Wenn Komponenten unter enormen Belastungen betrieben werden, kann das Zusammenspiel von Materialeigenschaften und Umwelteinflüssen zu plötzlichen Brüchen führen. Ein Ausfall eines Strukturholms oder einer Trennwand beeinträchtigt die Systemintegrität und erfordert eine strenge Materialüberwachung bereits in der ersten Entwurfsphase. Die Minderung von SCC erfordert ein genaues Verständnis mikrostruktureller Schwachstellen, umweltbedingter Auslöser und einer strategischen Auswahl der Härte bei der Materialspezifikation und -beschaffung. Durch die Kontrolle der Kornorientierung und die Bewältigung der Eigenspannungen können Ingenieure die Festigkeit dieser fortschrittlichen Legierungen nutzen und gleichzeitig das Risiko von Rissen neutralisieren.

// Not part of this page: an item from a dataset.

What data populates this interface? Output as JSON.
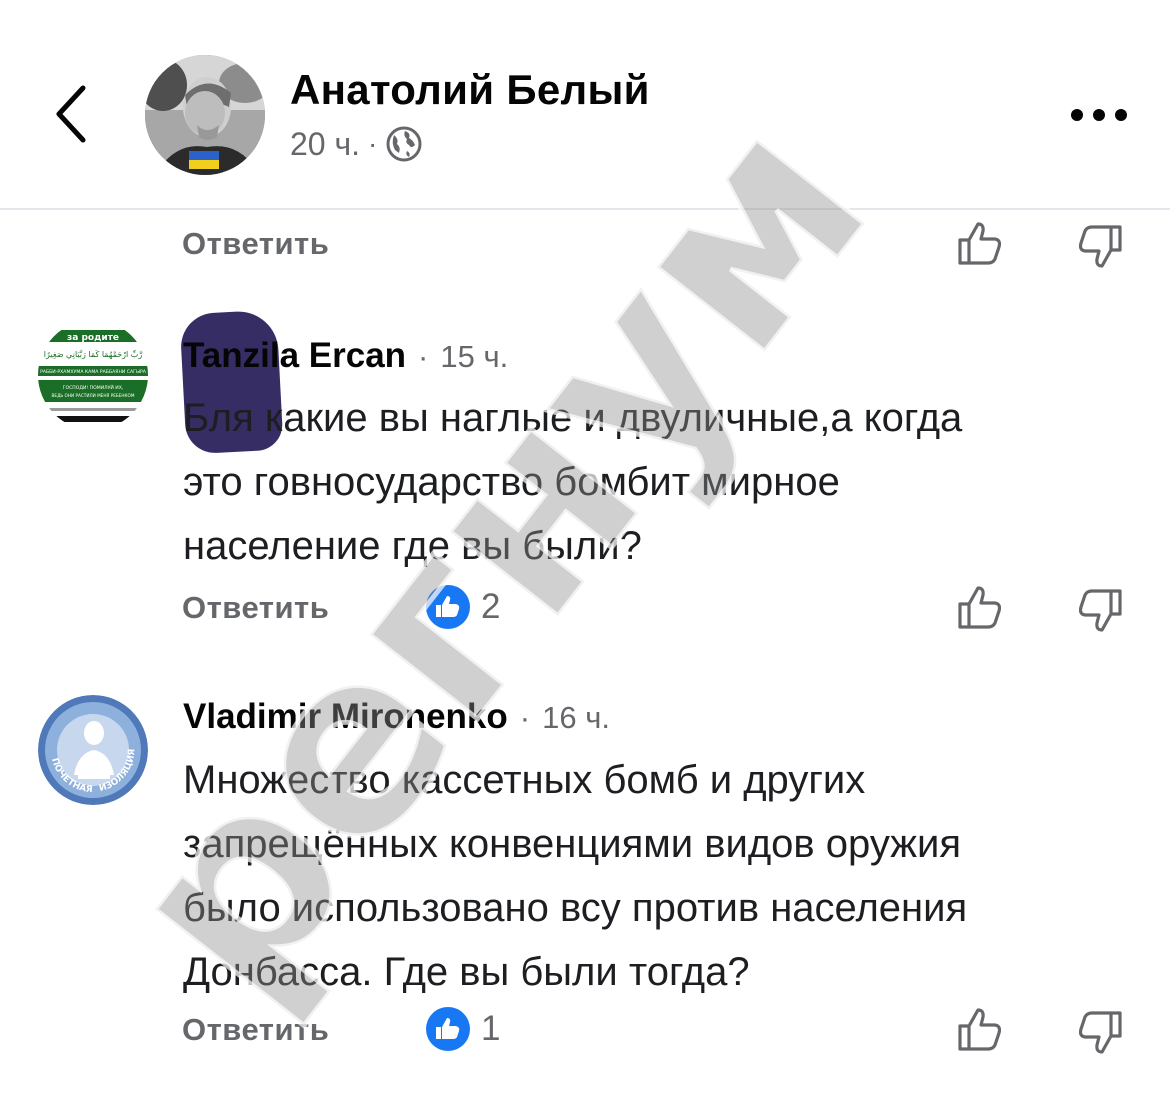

SCC ein Aluminiumlegierungen der Serie 7000 erfordern drei gleichzeitige Bedingungen: eine anfällige Mikrostruktur, anhaltende Zugspannung und eine spezifische korrosive Umgebung.
Der Höchstfestigkeitszustand T6 ist sehr anfällig für Spannungsrisse, insbesondere wenn die Zugspannungen mit der kurzen Querfaserrichtung ausgerichtet sind.
Überalterte Härtegrade (z. B. -T73 oder -T76) erhöhen die SCC-Beständigkeit deutlich, allerdings müssen Ingenieure mit einer Reduzierung der Streckgrenze um 10–15 % rechnen.
Auf die Materialform kommt es an: Angabe der korrekten Kornausrichtung in a hochfestes Aluminium-Strangpressverfahren oder spannungsarm geglühtes Aluminium Der Stab aus 7075-Aluminium ist entscheidend für die langfristige Lebensfähigkeit der Komponenten.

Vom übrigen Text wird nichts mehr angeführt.